Quand j'ai vu les images à la télévision et entendu les nouvelles, je me suis dit : "encore un feuilleton d'été". Le geste de Rubiales embrassant la joueuse Jennifer Hermoso ne me semblait pas éthique ; ce n'était ni le moment, ni le lieu, ni la manière de célébrer le formidable triomphe de l'équipe nationale de football féminin en remportant la Coupe du monde. Cela faisait partie, il est vrai, du fanatisme que provoquent les événements sportifs de masse, allant de l'euphorie sans bornes des supporters, aux scènes de liesse et de fête populaire, se terminant parfois par la violence des hooligans et la brutalité des ultras. Cette fois, ce n'était qu'un baiser, faux et erroné, mais juste cela : un baiser.
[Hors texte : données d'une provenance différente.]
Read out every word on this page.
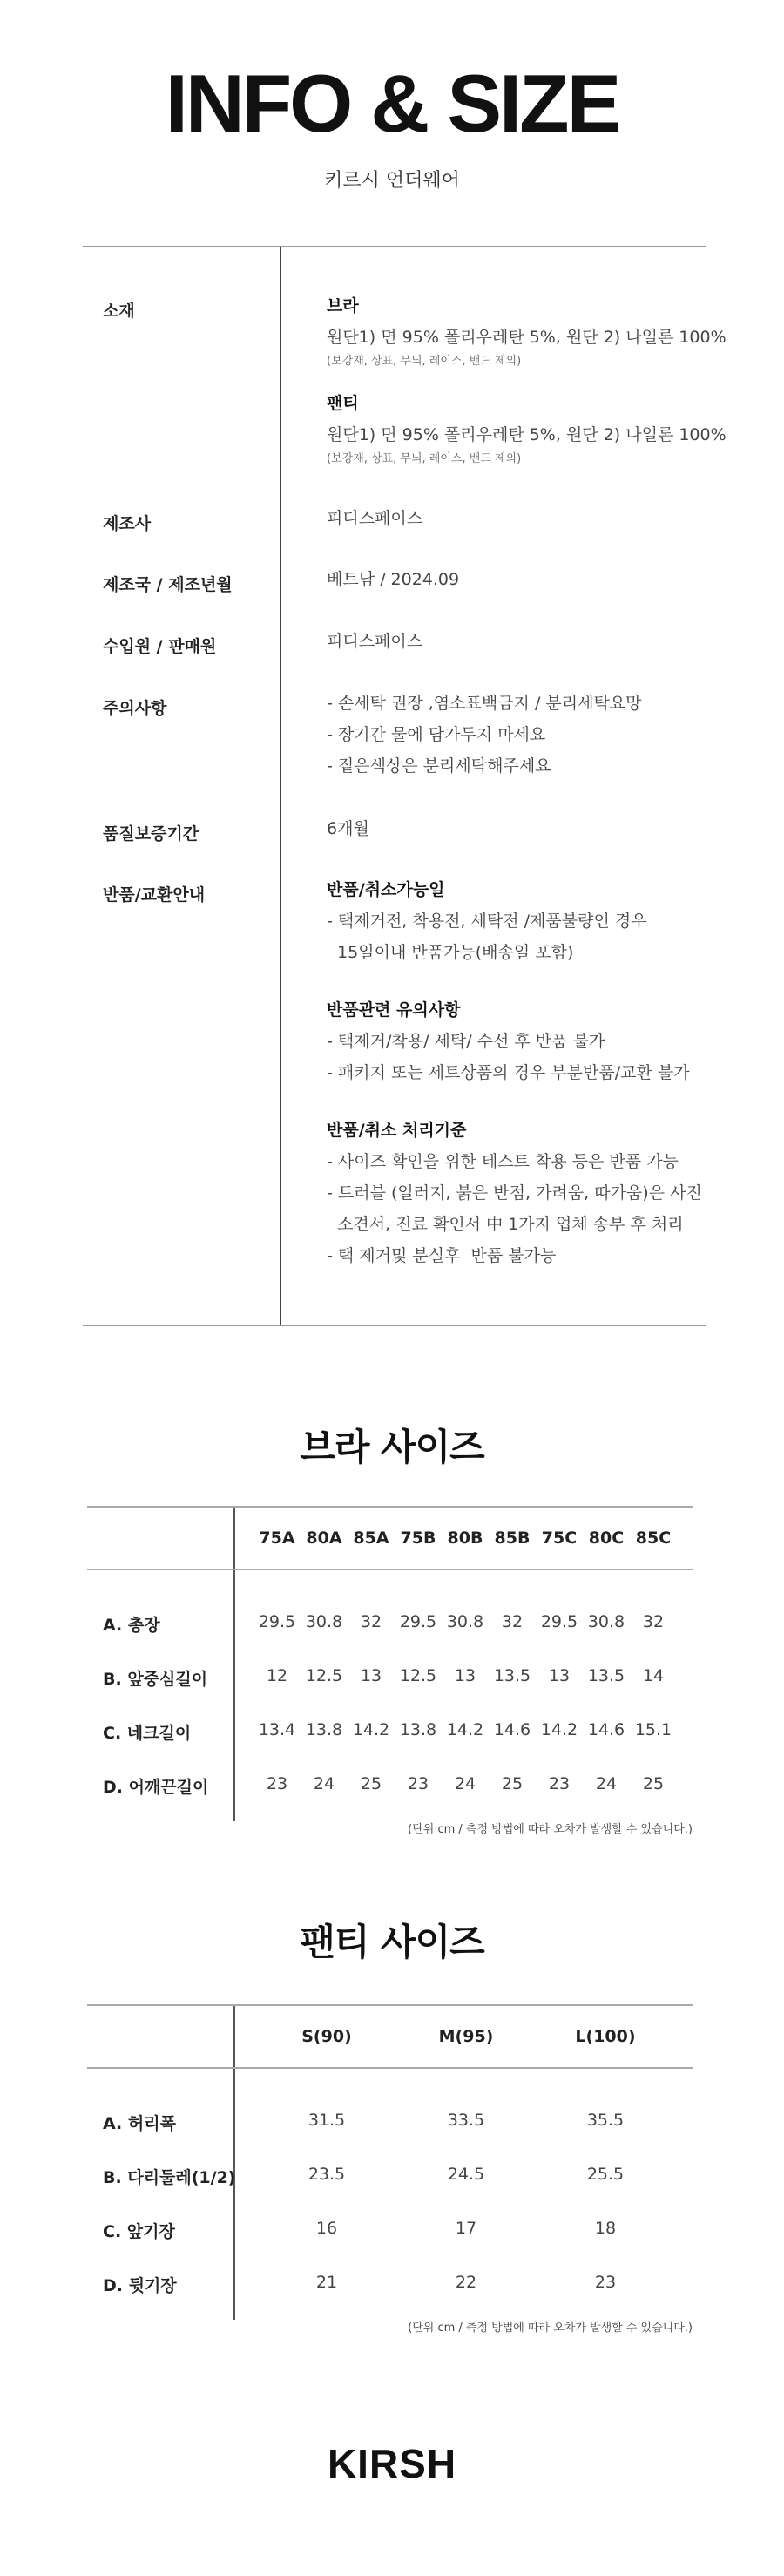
INFO & SIZE
키르시 언더웨어
소재	브라
원단1) 면 95% 폴리우레탄 5%, 원단 2) 나일론 100%
(보강재, 상표, 무늬, 레이스, 밴드 제외)
팬티
원단1) 면 95% 폴리우레탄 5%, 원단 2) 나일론 100%
(보강재, 상표, 무늬, 레이스, 밴드 제외)
제조사	피디스페이스
제조국 / 제조년월	베트남 / 2024.09
수입원 / 판매원	피디스페이스
주의사항	- 손세탁 권장 ,염소표백금지 / 분리세탁요망
- 장기간 물에 담가두지 마세요
- 짙은색상은 분리세탁해주세요
품질보증기간	6개월
반품/교환안내	반품/취소가능일
- 택제거전, 착용전, 세탁전 /제품불량인 경우
15일이내 반품가능(배송일 포함)
반품관련 유의사항
- 택제거/착용/ 세탁/ 수선 후 반품 불가
- 패키지 또는 세트상품의 경우 부분반품/교환 불가
반품/취소 처리기준
- 사이즈 확인을 위한 테스트 착용 등은 반품 가능
- 트러블 (일러지, 붉은 반점, 가려움, 따가움)은 사진
소견서, 진료 확인서 中 1가지 업체 송부 후 처리
- 택 제거및 분실후  반품 불가능
브라 사이즈
75A 80A 85A 75B 80B 85B 75C 80C 85C
A. 총장	29.5 30.8	32	29.5 30.8	32	29.5 30.8	32
B. 앞중심길이	12	12.5	13	12.5	13	13.5	13	13.5	14
C. 네크길이	13.4 13.8 14.2 13.8 14.2 14.6 14.2 14.6 15.1
D. 어깨끈길이	23	24	25	23	24	25	23	24	25
(단위 cm / 측정 방법에 따라 오차가 발생할 수 있습니다.)
팬티 사이즈
S(90)	M(95)	L(100)
A. 허리폭	31.5	33.5	35.5
B. 다리둘레(1/2)	23.5	24.5	25.5
C. 앞기장	16	17	18
D. 뒷기장	21	22	23
(단위 cm / 측정 방법에 따라 오차가 발생할 수 있습니다.)
KIRSH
Ce que je ne pouvais pas imaginer, et qui a fini par me préoccuper beaucoup, c'est ce qui allait se passer dans les heures et les jours suivants. Ce qui a commencé par un baiser forcé s'est terminé par les préambules d'un lynchage populaire sur la place publique. Quelqu'un a pris l'affaire au vol, pour forcer la machine. L'unanimité des médias de toutes couleurs pour attiser le lynchage m'inquiète ; la rareté des voix réfléchies et rassurantes, encore plus.
Pour l'instant, tous ceux qui voulaient, pour des raisons diverses, minimiser la victoire du onze féminin ont gagné. Le tumulte a été tel que peu d'Espagnols connaissent aujourd'hui le résultat du match, le nom de l'auteur du but victorieux, les noms des titulaires et des remplaçants. La seule chose qui préoccupe tout le monde est le péché mortel de Luis Rubiales, que les stupides, et ils sont nombreux, n'hésitent pas à qualifier de "viol".
C'est inquiétant. Mais il est encore plus inquiétant de constater que tout l'échafaudage de la bannière officielle du féminisme gouvernemental est descendu dans la rue pour réclamer la tête de l'infâme Rubiales. Les mêmes qui ont pratiqué la technique de l'autruche face à la monstruosité des "721 délinquants sexuels qui ont vu leur peine réduite et les 74 qui ont été libérés de prison" en raison de l'inique loi "seul le oui est oui", selon les données du Conseil général du pouvoir judiciaire établies cinq mois après son entrée en vigueur, cette fois-ci, ces mêmes personnes n'ont pas hésité à descendre dans la rue et sur les places pour réclamer (symboliquement, Dieu merci !) la crucifixion de "l'agresseur". Aucun d'entre eux n'a levé le petit doigt dans les villes où les violeurs, les pédophiles et les délinquants sexuels libérés se promènent en toute quiétude. Il n'y a pas eu de lynchage, ni de campagne de presse, ni de harcèlement à l'encontre des criminels libérés.
Dans la déclaration rendue publique par la footballeuse Jenny Hermoso, dans laquelle elle déclare s'être sentie mal, forcée et dégoûtée par l'incident, la chose la plus frappante à mon avis est la phrase "J'ai pris la décision de ne pas revenir jouer pour l'équipe nationale tant que les dirigeants actuels continueront". Jennifer Hermoso ne se contente pas de pointer du doigt Luis Rubiales, elle stigmatise l'ensemble de la direction de l'équipe nationale et des instances sportives. Elle dénonce une culture, une tradition, une façon d'être et de se comporter. Et c'est ainsi. Mais la solution n'est pas le lynchage, mais l'éducation, l'égalité et la justice.
C'est ce qu'affirme la mère de Luis Rubiales, Ángeles Béjar, qui a entamé une grève de la faim illimitée dans une église de Motril, "parce qu'elle veut que l'on trouve une solution à la "chasse inhumaine et sanglante" que subit, selon elle, son fils", et qui demande en même temps à la joueuse Jennifer Hermoso de dire la vérité.